Another problem is the volatility of the markets and the related unavailability of capital for fleet development and investments in new technologies. Financial barriers may adversely affect the development of intermodal transport infrastructure. Supply chain management is also becoming a challenge as it is more complicated than traditional models, and companies need to plan and control transport costs more carefully.
According to a Central Statistical Office report from 2022, Poland had a total of 35 active intermodal terminals, including four handling sea-rail, sea-road shipments (sea terminals) and 31 handling rail-road shipments (land terminals). A total of 84.2 million tonnes of containerised freight was handled at intermodal terminals, an increase of 2.7% compared to the previous year.
On the other hand, the Office of Rail Transport reports that from January to March 2023, rail carriers transported 5.8 million tonnes of freight as part of intermodal transport, which is equal to nearly 625,000 TEU. In the same period in 2022, intermodal rail transport amounted to 6.6 million tonnes, which means a decrease in tonnage of over 12%. A slightly smaller decrease, over 11%, occurred in the number of containers transported.
The potential of intermodal transport
The data may not be very optimistic, but regardless of the decline, intermodal transport in Poland has potential.
An important factor is the location of our country. Poland is an important transshipment point on trade routes between Western and Eastern Europe, as well as between the north and south, connecting Scandinavia and the Baltic States with the Balkans and Turkey. This allows for international transport even in times of economic slowdown.
The country continues to invest in infrastructure, which may make the sector more resilient to recession. Investments in railways, seaports and roads, leading to new connections between different modes of transport, will certainly contribute to the development of intermodal transport.
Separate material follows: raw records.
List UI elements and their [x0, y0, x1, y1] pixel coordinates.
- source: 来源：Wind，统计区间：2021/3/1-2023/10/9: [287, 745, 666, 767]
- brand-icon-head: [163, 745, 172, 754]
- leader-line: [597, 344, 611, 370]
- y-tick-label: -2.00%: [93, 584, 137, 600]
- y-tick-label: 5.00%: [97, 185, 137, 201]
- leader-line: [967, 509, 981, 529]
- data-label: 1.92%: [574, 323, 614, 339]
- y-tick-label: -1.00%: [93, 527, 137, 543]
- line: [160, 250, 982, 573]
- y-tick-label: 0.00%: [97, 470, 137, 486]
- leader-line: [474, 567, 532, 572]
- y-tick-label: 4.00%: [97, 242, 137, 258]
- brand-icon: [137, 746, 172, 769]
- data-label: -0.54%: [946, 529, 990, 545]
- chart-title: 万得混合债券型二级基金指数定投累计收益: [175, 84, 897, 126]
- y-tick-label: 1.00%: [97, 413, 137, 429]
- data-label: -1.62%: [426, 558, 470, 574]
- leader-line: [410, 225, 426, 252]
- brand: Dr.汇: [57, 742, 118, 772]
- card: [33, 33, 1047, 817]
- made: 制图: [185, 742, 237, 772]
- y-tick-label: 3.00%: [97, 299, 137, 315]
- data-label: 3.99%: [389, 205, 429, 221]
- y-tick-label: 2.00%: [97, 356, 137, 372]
One advantage of intermodal transport is that it is more flexible than other forms of transport. It can adapt to changing market conditions, reducing operating costs when needed.
Reducing greenhouse gas emissions and the negative impact on the environment are important goals even during a recession. Intermodal transport is much greener than road transport and can therefore attract companies that care about sustainable development. Education and promotion of intermodal transport will undoubtedly be helpful. Education can help break down resistance to change and convince companies that intermodal transport can be an effective strategy for difficult times.
A note of hope
The current economic recession is having a negative impact on many sectors. However, intermodal transport in Poland has several features that can help it survive. Flexibility, pro-ecological character and developing infrastructure allow for an attractive alternative for logistics companies in search of efficient transport solutions.
Therefore, although the recession will bring some challenges, it is not certain that the development of intermodal transport in Poland will stop. In fact, it can be an opportunity for further growth and development of innovation in this sector.